Research article | 28 Jan 2013

Evidence of non-extensivity in the seismicity observed during the 2011–2012 unrest at the Santorini volcanic complex, Greece

F. Vallianatos1,2, G. Michas2, G. Papadakis2, and A. Tzanis3 F. Vallianatos et al.
  • 1Laboratory of Geophysics and Seismology, Technological Educational Institute of Crete, Chania, 73133 Crete, Greece
  • 2Institute for Risk and Disaster Reduction, University College London, Gower Street, London, WC1E 6BT, UK
  • 3Department of Geophysics and Geothermy, University of Athens, Panepistimiopoli, 15784 Zografou, Greece

Abstract. During the period of October 2011–January 2012, an increase of earthquake activity has been observed in the volcanic complex of Santorini Island, Greece.

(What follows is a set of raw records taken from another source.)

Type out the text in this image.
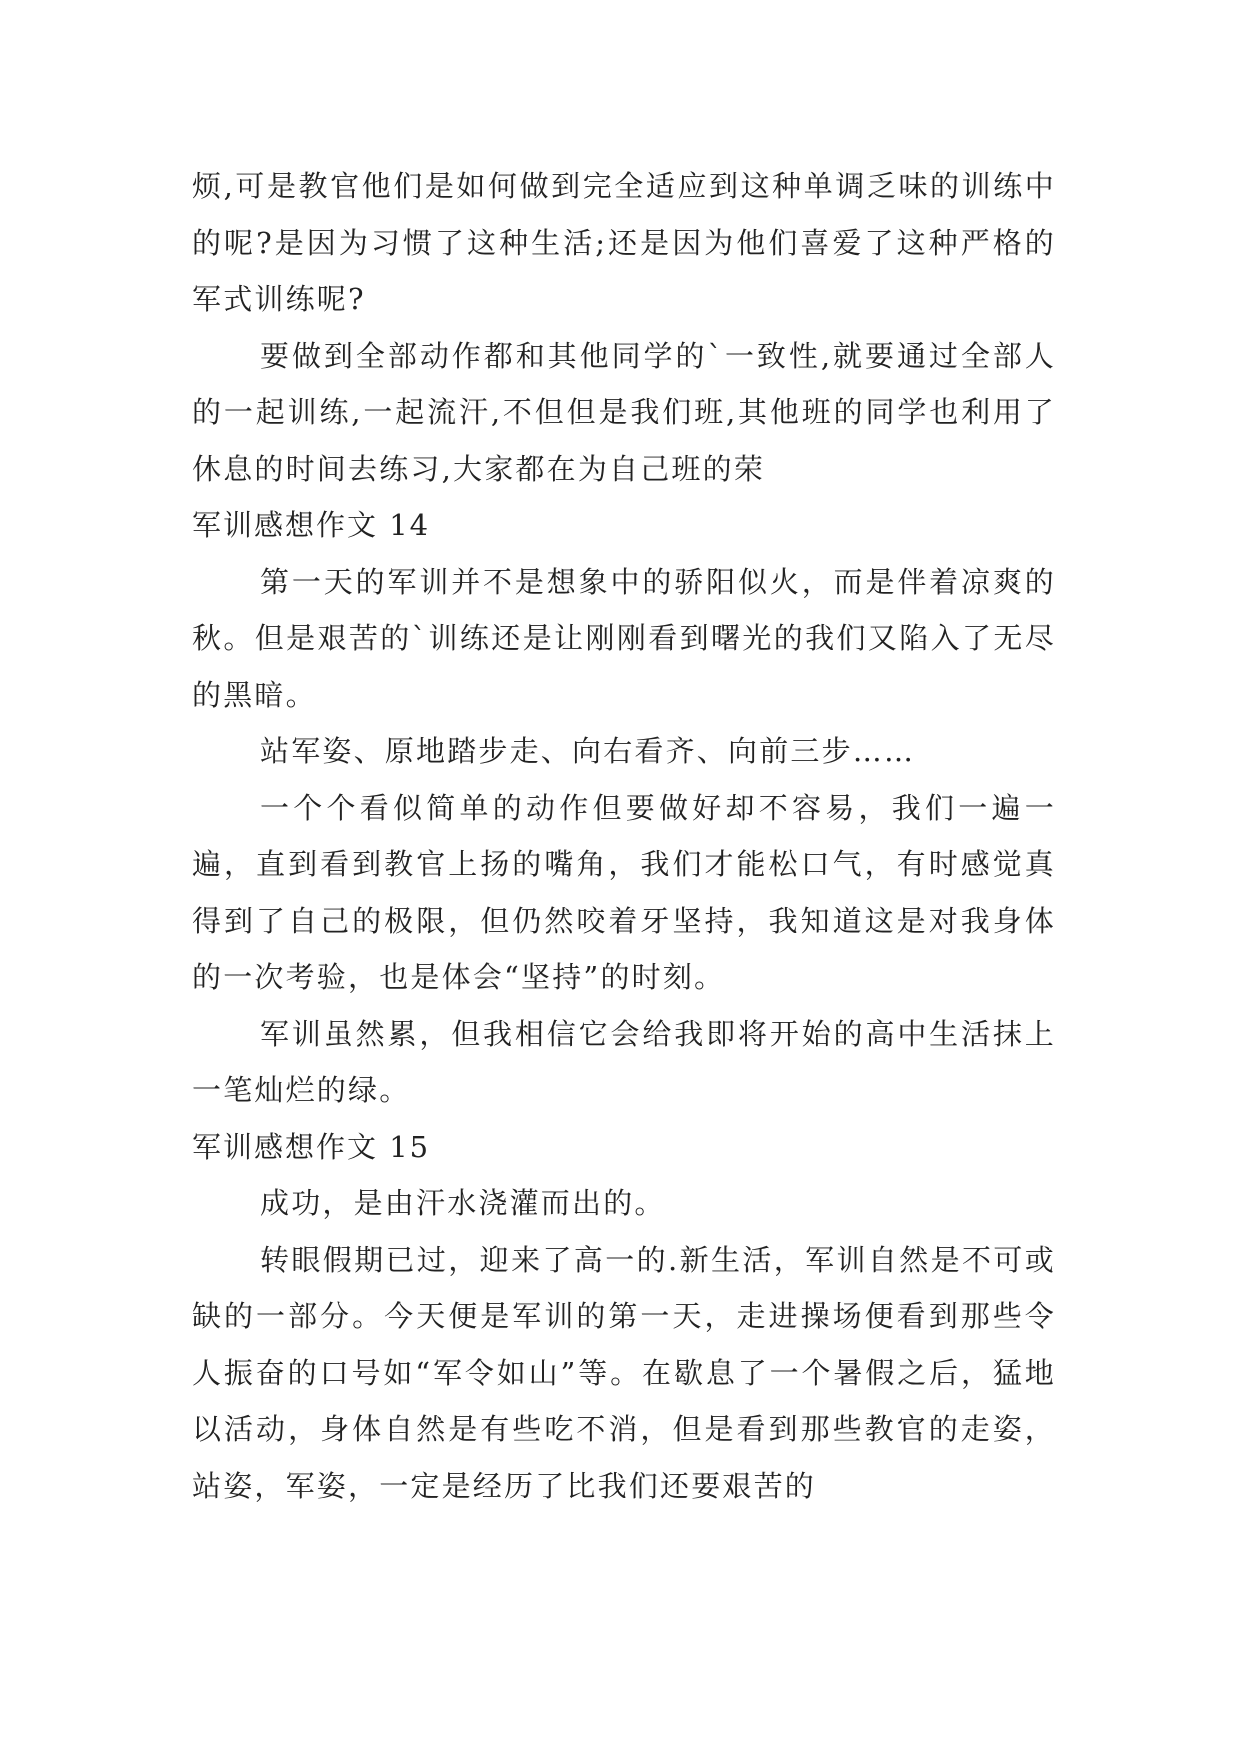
烦,可是教官他们是如何做到完全适应到这种单调乏味的训练中的呢?是因为习惯了这种生活;还是因为他们喜爱了这种严格的军式训练呢?

要做到全部动作都和其他同学的`一致性,就要通过全部人的一起训练,一起流汗,不但但是我们班,其他班的同学也利用了休息的时间去练习,大家都在为自己班的荣

军训感想作文 14

第一天的军训并不是想象中的骄阳似火，而是伴着凉爽的秋。但是艰苦的`训练还是让刚刚看到曙光的我们又陷入了无尽的黑暗。

站军姿、原地踏步走、向右看齐、向前三步……

一个个看似简单的动作但要做好却不容易，我们一遍一遍，直到看到教官上扬的嘴角，我们才能松口气，有时感觉真得到了自己的极限，但仍然咬着牙坚持，我知道这是对我身体的一次考验，也是体会“坚持”的时刻。

军训虽然累，但我相信它会给我即将开始的高中生活抹上一笔灿烂的绿。

军训感想作文 15

成功，是由汗水浇灌而出的。

转眼假期已过，迎来了高一的.新生活，军训自然是不可或缺的一部分。今天便是军训的第一天，走进操场便看到那些令人振奋的口号如“军令如山”等。在歇息了一个暑假之后，猛地以活动，身体自然是有些吃不消，但是看到那些教官的走姿，站姿，军姿，一定是经历了比我们还要艰苦的
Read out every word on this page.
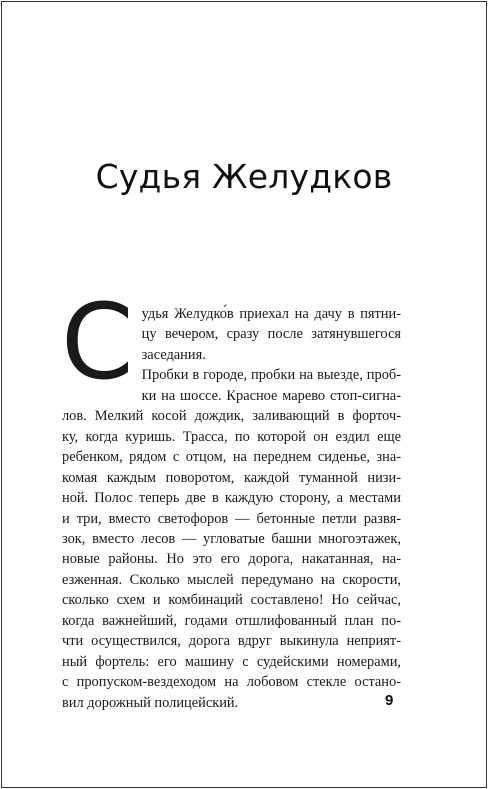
Судья Желудков
С удья Желудко́в приехал на дачу в пятни-
цу вечером, сразу после затянувшегося
заседания.
Пробки в городе, пробки на выезде, проб-
ки на шоссе. Красное марево стоп-сигна-
лов. Мелкий косой дождик, заливающий в форточ-
ку, когда куришь. Трасса, по которой он ездил еще
ребенком, рядом с отцом, на переднем сиденье, зна-
комая каждым поворотом, каждой туманной низи-
ной. Полос теперь две в каждую сторону, а местами
и три, вместо светофоров — бетонные петли развя-
зок, вместо лесов — угловатые башни многоэтажек,
новые районы. Но это его дорога, накатанная, на-
езженная. Сколько мыслей передумано на скорости,
сколько схем и комбинаций составлено! Но сейчас,
когда важнейший, годами отшлифованный план по-
чти осуществился, дорога вдруг выкинула неприят-
ный фортель: его машину с судейскими номерами,
с пропуском-вездеходом на лобовом стекле остано-
вил дорожный полицейский.	9
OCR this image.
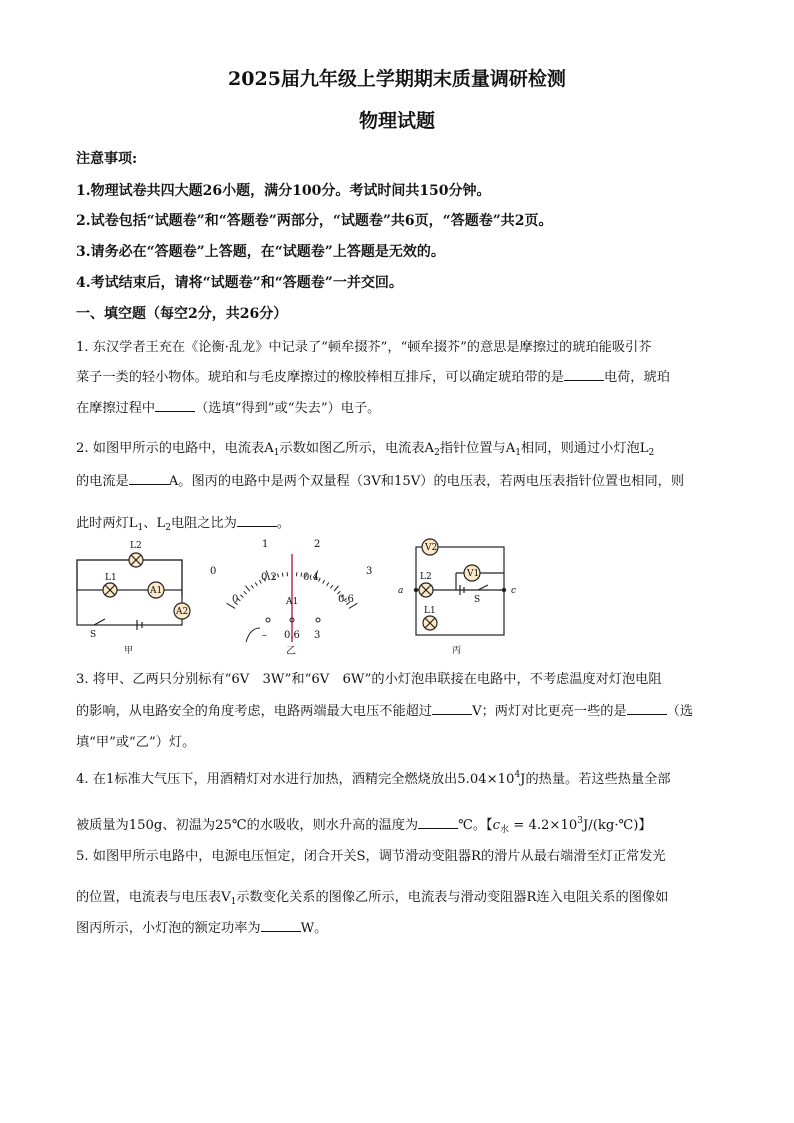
2025届九年级上学期期末质量调研检测
物理试题
注意事项:
1.物理试卷共四大题26小题，满分100分。考试时间共150分钟。
2.试卷包括“试题卷”和“答题卷”两部分，“试题卷”共6页，“答题卷”共2页。
3.请务必在“答题卷”上答题，在“试题卷”上答题是无效的。
4.考试结束后，请将“试题卷”和“答题卷”一并交回。
一、填空题（每空2分，共26分）
1. 东汉学者王充在《论衡·乱龙》中记录了“顿牟掇芥”，“顿牟掇芥”的意思是摩擦过的琥珀能吸引芥
菜子一类的轻小物体。琥珀和与毛皮摩擦过的橡胶棒相互排斥，可以确定琥珀带的是	电荷，琥珀
在摩擦过程中	（选填“得到”或“失去”）电子。
2. 如图甲所示的电路中，电流表$A_1$示数如图乙所示，电流表$A_2$指针位置与$A_1$相同，则通过小灯泡$L_2$
的电流是	A。图丙的电路中是两个双量程（3V和15V）的电压表，若两电压表指针位置也相同，则
此时两灯$L_1$、$L_2$电阻之比为	。
L2
L1
A1
A2
S
甲
0
1	2
3
0
0.2	0.4
0.6
A1
– 0.6 3
乙
V2
V1
L2
L1
S
a	c
丙
3. 将甲、乙两只分别标有“6V　3W”和“6V　6W”的小灯泡串联接在电路中，不考虑温度对灯泡电阻
的影响，从电路安全的角度考虑，电路两端最大电压不能超过	V；两灯对比更亮一些的是	（选
填“甲”或“乙”）灯。
4. 在1标准大气压下，用酒精灯对水进行加热，酒精完全燃烧放出$5.04\times 10^4J$的热量。若这些热量全部
被质量为150g、初温为25℃的水吸收，则水升高的温度为	℃。【$c_水$ = $4.2\times 10^3J/(kg\cdot℃)$】
5. 如图甲所示电路中，电源电压恒定，闭合开关S，调节滑动变阻器R的滑片从最右端滑至灯正常发光
的位置，电流表与电压表$V_1$示数变化关系的图像乙所示，电流表与滑动变阻器R连入电阻关系的图像如
图丙所示，小灯泡的额定功率为	W。
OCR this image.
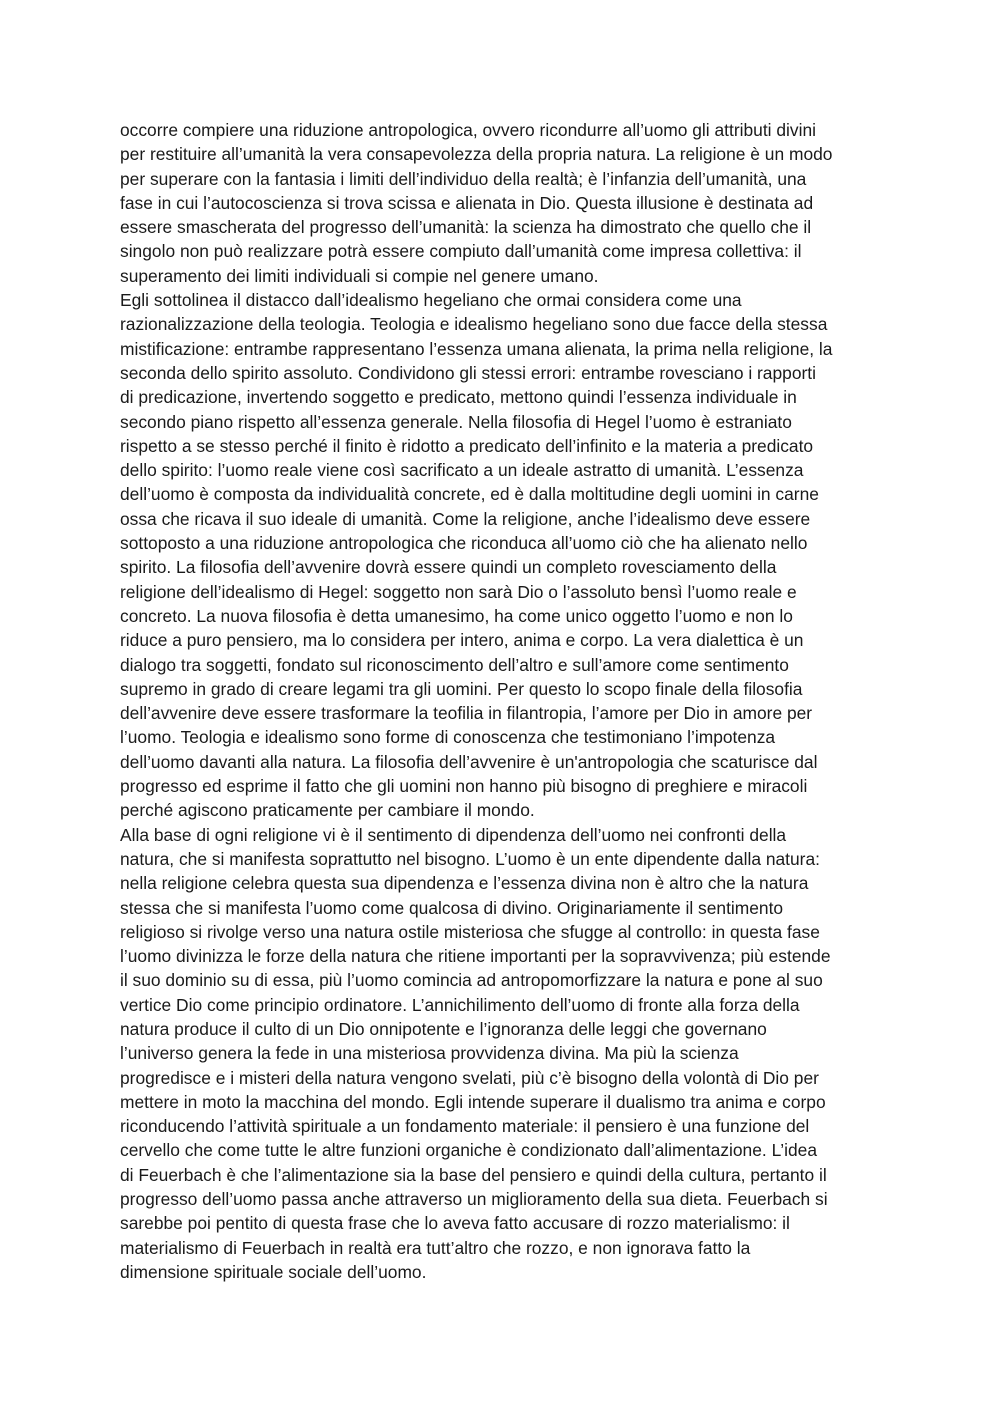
occorre compiere una riduzione antropologica, ovvero ricondurre all’uomo gli attributi divini
per restituire all’umanità la vera consapevolezza della propria natura. La religione è un modo
per superare con la fantasia i limiti dell’individuo della realtà; è l’infanzia dell’umanità, una
fase in cui l’autocoscienza si trova scissa e alienata in Dio. Questa illusione è destinata ad
essere smascherata del progresso dell’umanità: la scienza ha dimostrato che quello che il
singolo non può realizzare potrà essere compiuto dall’umanità come impresa collettiva: il
superamento dei limiti individuali si compie nel genere umano.
Egli sottolinea il distacco dall’idealismo hegeliano che ormai considera come una
razionalizzazione della teologia. Teologia e idealismo hegeliano sono due facce della stessa
mistificazione: entrambe rappresentano l’essenza umana alienata, la prima nella religione, la
seconda dello spirito assoluto. Condividono gli stessi errori: entrambe rovesciano i rapporti
di predicazione, invertendo soggetto e predicato, mettono quindi l’essenza individuale in
secondo piano rispetto all’essenza generale. Nella filosofia di Hegel l’uomo è estraniato
rispetto a se stesso perché il finito è ridotto a predicato dell’infinito e la materia a predicato
dello spirito: l’uomo reale viene così sacrificato a un ideale astratto di umanità. L’essenza
dell’uomo è composta da individualità concrete, ed è dalla moltitudine degli uomini in carne
ossa che ricava il suo ideale di umanità. Come la religione, anche l’idealismo deve essere
sottoposto a una riduzione antropologica che riconduca all’uomo ciò che ha alienato nello
spirito. La filosofia dell’avvenire dovrà essere quindi un completo rovesciamento della
religione dell’idealismo di Hegel: soggetto non sarà Dio o l’assoluto bensì l’uomo reale e
concreto. La nuova filosofia è detta umanesimo, ha come unico oggetto l’uomo e non lo
riduce a puro pensiero, ma lo considera per intero, anima e corpo. La vera dialettica è un
dialogo tra soggetti, fondato sul riconoscimento dell’altro e sull’amore come sentimento
supremo in grado di creare legami tra gli uomini. Per questo lo scopo finale della filosofia
dell’avvenire deve essere trasformare la teofilia in filantropia, l’amore per Dio in amore per
l’uomo. Teologia e idealismo sono forme di conoscenza che testimoniano l’impotenza
dell’uomo davanti alla natura. La filosofia dell’avvenire è un'antropologia che scaturisce dal
progresso ed esprime il fatto che gli uomini non hanno più bisogno di preghiere e miracoli
perché agiscono praticamente per cambiare il mondo.
Alla base di ogni religione vi è il sentimento di dipendenza dell’uomo nei confronti della
natura, che si manifesta soprattutto nel bisogno. L’uomo è un ente dipendente dalla natura:
nella religione celebra questa sua dipendenza e l’essenza divina non è altro che la natura
stessa che si manifesta l’uomo come qualcosa di divino. Originariamente il sentimento
religioso si rivolge verso una natura ostile misteriosa che sfugge al controllo: in questa fase
l’uomo divinizza le forze della natura che ritiene importanti per la sopravvivenza; più estende
il suo dominio su di essa, più l’uomo comincia ad antropomorfizzare la natura e pone al suo
vertice Dio come principio ordinatore. L’annichilimento dell’uomo di fronte alla forza della
natura produce il culto di un Dio onnipotente e l’ignoranza delle leggi che governano
l’universo genera la fede in una misteriosa provvidenza divina. Ma più la scienza
progredisce e i misteri della natura vengono svelati, più c’è bisogno della volontà di Dio per
mettere in moto la macchina del mondo. Egli intende superare il dualismo tra anima e corpo
riconducendo l’attività spirituale a un fondamento materiale: il pensiero è una funzione del
cervello che come tutte le altre funzioni organiche è condizionato dall’alimentazione. L’idea
di Feuerbach è che l’alimentazione sia la base del pensiero e quindi della cultura, pertanto il
progresso dell’uomo passa anche attraverso un miglioramento della sua dieta. Feuerbach si
sarebbe poi pentito di questa frase che lo aveva fatto accusare di rozzo materialismo: il
materialismo di Feuerbach in realtà era tutt’altro che rozzo, e non ignorava fatto la
dimensione spirituale sociale dell’uomo.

Herein, the magnitude distribution of earthquakes as well as the temporal distribution of seismicity are studied. The statistics of both parameters exhibit complexity that is evident in the frequency-magnitude distribution and the inter-event time distribution, respectively. Because of this, we have used the analysis framework of non-extensive statistical physics (NESP), which seems suitable for studying complex systems. The observed inter-event time distribution for the swarm-like earthquake events, as well as the energy and the inter-event earthquake energy distributions for the observed seismicity can be successfully described with NESP, indicating the inherent complexity of the Santorini volcanic seismicity along with the applicability of the NESP concept to volcanic earthquake activity, where complex correlations exist.